Hêche Claude · Ständerat · 2013-09-12
Hêche Claude · Ständerat · Jura · Sozialdemokratische Fraktion · 2013-09-12
Wortprotokoll
L'article 2 traite des priorités dans le domaine de la protection contre le bruit. Pour mémoire, là où le degré de protection visé ne peut être atteint ni par l'assainissement du matériel roulant, c'est-à-dire la première priorité, ni par des constructions le long des rails, c'est-à-dire la deuxième priorité, la Confédération subventionne le montage de fenêtres antibruit, c'est-à-dire la troisième priorité. Aux termes de la loi fédérale sur la réduction du bruit émis par les chemins de fer, il faut donc, comme je l'ai indiqué dans le débat d'entrée en matière, protéger d'ici 2015 par des mesures de première et de deuxième priorité au moins deux tiers des personnes touchées par le bruit ferroviaire dépassant la valeur limite d'émission par rapport à la situation initiale de l'année 2000. Le tiers restant doit être protégé par l'isolation acoustique des bâtiments existants.

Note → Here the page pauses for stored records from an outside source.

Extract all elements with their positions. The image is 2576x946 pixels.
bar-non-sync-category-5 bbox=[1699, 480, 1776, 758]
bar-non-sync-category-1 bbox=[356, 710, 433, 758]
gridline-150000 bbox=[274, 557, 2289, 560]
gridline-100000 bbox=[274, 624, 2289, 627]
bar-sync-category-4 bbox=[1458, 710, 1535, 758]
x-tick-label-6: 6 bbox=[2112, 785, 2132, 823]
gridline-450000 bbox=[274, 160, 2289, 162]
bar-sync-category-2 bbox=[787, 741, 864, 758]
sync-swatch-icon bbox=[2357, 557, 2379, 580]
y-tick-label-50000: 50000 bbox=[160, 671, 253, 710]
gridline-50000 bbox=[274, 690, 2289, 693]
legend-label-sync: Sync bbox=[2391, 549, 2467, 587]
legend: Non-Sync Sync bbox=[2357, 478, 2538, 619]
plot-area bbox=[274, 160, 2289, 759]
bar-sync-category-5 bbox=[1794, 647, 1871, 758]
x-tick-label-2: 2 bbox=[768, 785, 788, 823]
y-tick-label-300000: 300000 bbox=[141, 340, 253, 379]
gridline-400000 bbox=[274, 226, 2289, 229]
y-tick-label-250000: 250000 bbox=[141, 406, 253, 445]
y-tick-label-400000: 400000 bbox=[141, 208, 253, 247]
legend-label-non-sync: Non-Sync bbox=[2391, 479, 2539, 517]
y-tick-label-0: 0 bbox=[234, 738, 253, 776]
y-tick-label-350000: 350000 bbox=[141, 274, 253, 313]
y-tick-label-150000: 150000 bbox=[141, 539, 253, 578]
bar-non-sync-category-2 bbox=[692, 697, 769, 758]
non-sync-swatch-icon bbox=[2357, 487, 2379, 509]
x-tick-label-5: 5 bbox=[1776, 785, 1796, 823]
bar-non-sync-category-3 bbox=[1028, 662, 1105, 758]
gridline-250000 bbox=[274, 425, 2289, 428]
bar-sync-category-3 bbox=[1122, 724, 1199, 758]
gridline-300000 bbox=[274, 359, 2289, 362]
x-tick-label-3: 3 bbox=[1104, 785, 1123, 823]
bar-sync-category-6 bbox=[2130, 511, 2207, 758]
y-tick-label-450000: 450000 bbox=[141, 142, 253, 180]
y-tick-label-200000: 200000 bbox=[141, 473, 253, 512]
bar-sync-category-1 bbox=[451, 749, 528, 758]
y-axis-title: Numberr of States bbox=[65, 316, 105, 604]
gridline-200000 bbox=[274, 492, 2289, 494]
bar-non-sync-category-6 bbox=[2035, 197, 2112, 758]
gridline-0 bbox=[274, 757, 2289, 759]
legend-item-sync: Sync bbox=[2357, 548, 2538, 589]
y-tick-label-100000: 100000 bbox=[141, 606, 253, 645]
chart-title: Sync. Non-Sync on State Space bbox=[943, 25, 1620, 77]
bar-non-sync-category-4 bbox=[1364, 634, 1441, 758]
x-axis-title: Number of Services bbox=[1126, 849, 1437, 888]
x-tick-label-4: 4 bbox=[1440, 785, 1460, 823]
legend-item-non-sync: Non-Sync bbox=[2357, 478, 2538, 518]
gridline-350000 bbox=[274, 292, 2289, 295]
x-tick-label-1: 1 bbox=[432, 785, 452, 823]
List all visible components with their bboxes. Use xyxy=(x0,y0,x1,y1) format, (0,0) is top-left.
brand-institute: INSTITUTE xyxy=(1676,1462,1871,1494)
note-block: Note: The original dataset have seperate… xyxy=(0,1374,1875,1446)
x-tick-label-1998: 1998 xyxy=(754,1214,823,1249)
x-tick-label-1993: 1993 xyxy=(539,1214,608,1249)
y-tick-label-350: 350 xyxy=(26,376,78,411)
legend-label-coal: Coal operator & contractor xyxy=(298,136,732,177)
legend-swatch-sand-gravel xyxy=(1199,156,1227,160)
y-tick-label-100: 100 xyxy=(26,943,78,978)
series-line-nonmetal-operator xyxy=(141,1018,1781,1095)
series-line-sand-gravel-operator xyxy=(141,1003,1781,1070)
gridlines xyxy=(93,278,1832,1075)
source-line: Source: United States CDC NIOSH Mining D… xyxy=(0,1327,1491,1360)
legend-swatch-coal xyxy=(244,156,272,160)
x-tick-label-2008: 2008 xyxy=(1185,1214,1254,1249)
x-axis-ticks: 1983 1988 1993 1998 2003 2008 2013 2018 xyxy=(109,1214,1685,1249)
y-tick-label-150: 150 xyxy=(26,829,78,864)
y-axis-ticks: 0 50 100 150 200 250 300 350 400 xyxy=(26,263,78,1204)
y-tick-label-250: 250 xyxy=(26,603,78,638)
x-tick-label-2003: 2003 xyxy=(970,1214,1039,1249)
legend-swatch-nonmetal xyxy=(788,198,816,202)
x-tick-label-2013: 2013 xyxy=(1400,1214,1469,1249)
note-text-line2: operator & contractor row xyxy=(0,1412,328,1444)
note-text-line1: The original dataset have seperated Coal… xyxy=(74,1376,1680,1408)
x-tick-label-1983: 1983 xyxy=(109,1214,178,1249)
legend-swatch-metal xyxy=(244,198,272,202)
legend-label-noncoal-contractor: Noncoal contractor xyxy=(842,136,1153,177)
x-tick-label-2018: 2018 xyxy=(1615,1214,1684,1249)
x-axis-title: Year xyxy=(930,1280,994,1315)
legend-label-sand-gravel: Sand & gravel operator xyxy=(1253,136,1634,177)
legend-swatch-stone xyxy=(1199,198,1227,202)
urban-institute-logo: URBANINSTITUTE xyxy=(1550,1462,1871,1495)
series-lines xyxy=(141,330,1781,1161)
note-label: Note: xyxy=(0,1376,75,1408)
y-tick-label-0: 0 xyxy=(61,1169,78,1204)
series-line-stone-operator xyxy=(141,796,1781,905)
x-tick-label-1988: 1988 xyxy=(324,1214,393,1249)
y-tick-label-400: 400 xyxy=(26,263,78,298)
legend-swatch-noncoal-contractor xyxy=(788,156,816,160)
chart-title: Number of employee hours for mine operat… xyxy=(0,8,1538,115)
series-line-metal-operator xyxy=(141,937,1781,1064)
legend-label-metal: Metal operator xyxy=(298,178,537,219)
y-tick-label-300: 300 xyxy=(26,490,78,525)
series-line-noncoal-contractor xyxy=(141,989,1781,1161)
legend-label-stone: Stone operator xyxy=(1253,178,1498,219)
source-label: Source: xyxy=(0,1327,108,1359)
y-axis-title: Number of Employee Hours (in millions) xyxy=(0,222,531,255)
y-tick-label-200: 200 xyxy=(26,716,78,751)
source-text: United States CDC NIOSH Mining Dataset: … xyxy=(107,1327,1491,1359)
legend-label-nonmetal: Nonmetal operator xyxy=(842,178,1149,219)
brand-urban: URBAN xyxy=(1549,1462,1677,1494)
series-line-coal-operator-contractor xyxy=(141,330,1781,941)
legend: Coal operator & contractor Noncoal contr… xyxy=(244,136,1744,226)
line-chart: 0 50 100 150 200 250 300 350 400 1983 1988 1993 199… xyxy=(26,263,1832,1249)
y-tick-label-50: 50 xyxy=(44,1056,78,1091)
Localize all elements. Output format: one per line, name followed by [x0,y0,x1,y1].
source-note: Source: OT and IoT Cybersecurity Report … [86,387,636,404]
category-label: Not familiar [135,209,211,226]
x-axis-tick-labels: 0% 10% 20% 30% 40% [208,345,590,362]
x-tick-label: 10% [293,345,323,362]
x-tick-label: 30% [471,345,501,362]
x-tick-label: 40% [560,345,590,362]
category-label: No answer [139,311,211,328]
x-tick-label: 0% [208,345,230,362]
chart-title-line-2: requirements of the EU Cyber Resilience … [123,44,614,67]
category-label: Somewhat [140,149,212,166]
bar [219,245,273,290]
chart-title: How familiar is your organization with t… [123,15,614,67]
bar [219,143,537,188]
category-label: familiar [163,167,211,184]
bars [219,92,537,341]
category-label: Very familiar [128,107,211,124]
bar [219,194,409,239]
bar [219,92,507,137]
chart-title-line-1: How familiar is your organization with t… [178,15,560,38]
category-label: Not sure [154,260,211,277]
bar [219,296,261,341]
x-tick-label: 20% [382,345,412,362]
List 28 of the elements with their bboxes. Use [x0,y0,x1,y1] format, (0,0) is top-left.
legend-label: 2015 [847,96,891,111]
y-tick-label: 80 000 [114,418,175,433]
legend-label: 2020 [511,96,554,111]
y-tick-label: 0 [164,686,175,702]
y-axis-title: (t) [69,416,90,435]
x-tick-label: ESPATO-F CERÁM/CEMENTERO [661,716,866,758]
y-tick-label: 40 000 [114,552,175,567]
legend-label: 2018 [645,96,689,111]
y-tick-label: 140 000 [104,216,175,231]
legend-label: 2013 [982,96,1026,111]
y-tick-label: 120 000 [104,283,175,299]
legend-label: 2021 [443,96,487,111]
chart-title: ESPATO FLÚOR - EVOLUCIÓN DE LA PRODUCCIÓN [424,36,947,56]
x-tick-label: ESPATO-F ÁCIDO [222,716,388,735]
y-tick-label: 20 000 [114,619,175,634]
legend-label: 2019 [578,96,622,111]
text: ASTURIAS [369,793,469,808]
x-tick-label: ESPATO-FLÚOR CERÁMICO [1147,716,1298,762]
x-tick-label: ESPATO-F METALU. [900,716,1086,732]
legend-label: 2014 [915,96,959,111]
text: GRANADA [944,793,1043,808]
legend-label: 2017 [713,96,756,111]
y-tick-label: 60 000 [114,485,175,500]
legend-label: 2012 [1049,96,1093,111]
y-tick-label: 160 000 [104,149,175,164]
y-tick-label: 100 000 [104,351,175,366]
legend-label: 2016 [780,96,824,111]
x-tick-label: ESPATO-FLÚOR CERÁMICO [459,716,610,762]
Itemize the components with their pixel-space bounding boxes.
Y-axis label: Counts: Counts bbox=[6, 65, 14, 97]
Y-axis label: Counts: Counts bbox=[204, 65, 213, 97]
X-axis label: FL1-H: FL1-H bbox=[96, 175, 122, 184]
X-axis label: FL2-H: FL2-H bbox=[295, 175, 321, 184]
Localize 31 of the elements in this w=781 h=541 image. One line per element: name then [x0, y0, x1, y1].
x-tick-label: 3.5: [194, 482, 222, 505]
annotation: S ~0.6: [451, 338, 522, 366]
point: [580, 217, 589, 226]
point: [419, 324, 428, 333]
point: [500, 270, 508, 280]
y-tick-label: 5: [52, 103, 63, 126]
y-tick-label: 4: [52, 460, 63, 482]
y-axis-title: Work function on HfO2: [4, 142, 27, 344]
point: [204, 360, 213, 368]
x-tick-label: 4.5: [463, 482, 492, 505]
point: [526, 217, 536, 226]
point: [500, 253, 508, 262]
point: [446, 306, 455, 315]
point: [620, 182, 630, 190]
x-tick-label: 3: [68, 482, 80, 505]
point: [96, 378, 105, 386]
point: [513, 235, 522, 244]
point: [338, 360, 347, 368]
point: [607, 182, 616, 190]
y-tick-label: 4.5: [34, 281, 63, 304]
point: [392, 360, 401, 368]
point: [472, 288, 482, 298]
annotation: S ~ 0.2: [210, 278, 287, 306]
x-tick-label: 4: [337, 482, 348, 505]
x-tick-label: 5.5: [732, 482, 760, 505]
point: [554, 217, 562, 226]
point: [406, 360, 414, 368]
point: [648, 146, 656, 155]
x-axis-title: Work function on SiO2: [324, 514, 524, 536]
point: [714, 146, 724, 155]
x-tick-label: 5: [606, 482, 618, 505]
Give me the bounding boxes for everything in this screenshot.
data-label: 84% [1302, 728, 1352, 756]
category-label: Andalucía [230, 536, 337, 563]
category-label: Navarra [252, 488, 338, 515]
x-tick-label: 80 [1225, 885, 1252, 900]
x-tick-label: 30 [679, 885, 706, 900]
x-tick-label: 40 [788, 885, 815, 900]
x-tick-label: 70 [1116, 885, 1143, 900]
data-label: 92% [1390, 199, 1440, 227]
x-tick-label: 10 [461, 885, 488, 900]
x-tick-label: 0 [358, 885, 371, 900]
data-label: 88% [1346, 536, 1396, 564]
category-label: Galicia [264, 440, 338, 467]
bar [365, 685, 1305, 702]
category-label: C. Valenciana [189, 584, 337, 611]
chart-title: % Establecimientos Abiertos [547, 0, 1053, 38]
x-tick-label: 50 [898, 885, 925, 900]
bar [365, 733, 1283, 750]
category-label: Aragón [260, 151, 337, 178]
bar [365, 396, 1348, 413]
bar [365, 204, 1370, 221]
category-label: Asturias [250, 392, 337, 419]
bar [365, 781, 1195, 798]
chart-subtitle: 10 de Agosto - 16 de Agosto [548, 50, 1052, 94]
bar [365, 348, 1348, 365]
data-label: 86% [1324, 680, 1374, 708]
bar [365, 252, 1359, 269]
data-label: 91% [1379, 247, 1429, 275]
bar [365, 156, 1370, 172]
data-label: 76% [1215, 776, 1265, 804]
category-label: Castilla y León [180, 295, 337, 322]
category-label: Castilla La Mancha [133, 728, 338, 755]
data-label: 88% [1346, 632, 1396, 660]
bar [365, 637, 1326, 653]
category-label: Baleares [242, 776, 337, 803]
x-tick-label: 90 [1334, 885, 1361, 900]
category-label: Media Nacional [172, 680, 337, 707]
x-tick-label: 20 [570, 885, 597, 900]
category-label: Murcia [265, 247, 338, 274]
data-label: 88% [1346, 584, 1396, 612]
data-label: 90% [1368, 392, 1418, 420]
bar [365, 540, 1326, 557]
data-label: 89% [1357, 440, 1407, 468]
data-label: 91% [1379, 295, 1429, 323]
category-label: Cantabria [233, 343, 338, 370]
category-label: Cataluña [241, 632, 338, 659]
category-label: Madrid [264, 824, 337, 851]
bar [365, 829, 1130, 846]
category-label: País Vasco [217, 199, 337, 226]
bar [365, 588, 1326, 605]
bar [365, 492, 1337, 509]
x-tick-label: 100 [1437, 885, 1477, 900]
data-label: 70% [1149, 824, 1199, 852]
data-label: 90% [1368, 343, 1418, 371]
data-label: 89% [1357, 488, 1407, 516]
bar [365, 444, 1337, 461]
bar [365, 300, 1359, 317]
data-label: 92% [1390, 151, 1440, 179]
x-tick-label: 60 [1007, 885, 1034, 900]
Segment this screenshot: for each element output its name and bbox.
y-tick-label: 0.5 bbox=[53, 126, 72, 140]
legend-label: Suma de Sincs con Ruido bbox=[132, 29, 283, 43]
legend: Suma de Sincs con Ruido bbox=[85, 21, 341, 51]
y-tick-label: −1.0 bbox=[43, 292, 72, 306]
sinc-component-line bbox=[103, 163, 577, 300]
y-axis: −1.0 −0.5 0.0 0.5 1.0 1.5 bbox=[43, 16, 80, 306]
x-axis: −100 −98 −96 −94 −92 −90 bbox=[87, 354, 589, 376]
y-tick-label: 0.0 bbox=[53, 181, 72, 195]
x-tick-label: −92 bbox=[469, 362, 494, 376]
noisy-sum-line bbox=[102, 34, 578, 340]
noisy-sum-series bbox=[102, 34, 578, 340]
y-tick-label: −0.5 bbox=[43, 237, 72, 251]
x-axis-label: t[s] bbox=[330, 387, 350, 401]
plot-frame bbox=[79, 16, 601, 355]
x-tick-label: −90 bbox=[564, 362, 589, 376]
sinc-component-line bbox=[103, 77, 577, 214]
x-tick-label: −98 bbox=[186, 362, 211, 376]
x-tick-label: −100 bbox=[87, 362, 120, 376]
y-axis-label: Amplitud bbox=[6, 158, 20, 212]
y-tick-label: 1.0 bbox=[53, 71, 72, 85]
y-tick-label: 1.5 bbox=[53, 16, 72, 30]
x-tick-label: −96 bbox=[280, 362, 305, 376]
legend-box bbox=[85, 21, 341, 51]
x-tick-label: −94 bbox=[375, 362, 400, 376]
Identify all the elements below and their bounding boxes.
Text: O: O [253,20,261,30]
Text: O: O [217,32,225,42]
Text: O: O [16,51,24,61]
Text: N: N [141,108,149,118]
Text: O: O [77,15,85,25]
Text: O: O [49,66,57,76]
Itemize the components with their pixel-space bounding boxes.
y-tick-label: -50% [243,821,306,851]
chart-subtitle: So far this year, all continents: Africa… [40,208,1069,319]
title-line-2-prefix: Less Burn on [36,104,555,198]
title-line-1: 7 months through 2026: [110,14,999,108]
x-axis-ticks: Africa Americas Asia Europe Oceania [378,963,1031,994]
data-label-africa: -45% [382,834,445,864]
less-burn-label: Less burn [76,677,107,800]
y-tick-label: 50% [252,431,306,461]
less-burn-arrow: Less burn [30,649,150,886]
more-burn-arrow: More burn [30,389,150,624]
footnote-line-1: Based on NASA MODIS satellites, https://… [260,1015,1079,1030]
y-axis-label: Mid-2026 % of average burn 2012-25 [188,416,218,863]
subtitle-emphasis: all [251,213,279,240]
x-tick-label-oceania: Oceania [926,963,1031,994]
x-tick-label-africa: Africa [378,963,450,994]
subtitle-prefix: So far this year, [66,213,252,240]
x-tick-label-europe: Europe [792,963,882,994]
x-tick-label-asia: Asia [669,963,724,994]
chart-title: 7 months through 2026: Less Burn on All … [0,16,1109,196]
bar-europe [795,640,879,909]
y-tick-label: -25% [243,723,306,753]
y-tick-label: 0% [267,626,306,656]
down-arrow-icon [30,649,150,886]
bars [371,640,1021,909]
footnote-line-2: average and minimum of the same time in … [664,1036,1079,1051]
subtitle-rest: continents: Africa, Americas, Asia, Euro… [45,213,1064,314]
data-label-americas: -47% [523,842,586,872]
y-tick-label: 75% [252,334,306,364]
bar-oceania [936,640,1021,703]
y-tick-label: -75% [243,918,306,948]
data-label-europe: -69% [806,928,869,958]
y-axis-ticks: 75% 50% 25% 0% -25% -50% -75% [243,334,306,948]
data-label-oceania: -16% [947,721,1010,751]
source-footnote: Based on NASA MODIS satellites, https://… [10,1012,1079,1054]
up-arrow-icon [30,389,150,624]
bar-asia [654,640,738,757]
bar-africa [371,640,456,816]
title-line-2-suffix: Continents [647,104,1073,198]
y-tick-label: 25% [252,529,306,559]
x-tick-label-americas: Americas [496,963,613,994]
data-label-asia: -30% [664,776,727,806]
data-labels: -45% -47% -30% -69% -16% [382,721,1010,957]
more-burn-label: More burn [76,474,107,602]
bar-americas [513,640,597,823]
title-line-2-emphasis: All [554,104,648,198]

Toutefois, une minorité de la commission - notre collègue Markus Stadler s'exprimera en son nom - souhaite profiter de la présente modification de loi pour donner plus de poids à la réduction du bruit en fixant un objectif plus ambitieux et en proposant de faire passer l'objectif minimal de protection par des mesures de première et de deuxième priorité des deux tiers aux trois quarts de la population exposée au bruit, seul le quart restant devant alors être protégé par l'isolation acoustique des bâtiments existants.
La majorité de la commission souligne que l'Assemblée fédérale avait à l'époque, dans la loi fédérale du 24 mars 2000 sur la réduction du bruit émis par les chemins de fer, clairement et intentionnellement fixé tant la proportion de la population à protéger du bruit que les priorités. Ainsi, augmenter la part des mesures de première ou deuxième priorité dans la réalisation de l'objectif minimal de protection reviendrait cher en considération du rapport coût/utilité et ne serait pas non plus compatible avec un emploi économique et efficace des ressources publiques. De plus, dans ce type de travaux, les aspects technologiques, les procédures et le temps de réalisation sont également sujets à des évolutions. Serait-il logique de fixer un objectif qui ne pourrait être atteint? C'est la question qui est également posée.
En accord avec les priorités décidées en 2000 par le Conseil fédéral et l'Assemblée fédérale, il importe donc pour la majorité de la commission que l'objectif de protection contre le bruit inscrit dans la loi soit atteint, mais aussi que cela se fasse de manière raisonnable et efficiente.
Par conséquent, la commission vous propose, par 6 voix contre 5 et 2 abstentions, de s'en tenir à l'objectif initial et aux priorités initiales, et vous invite donc à rejeter la proposition de la minorité.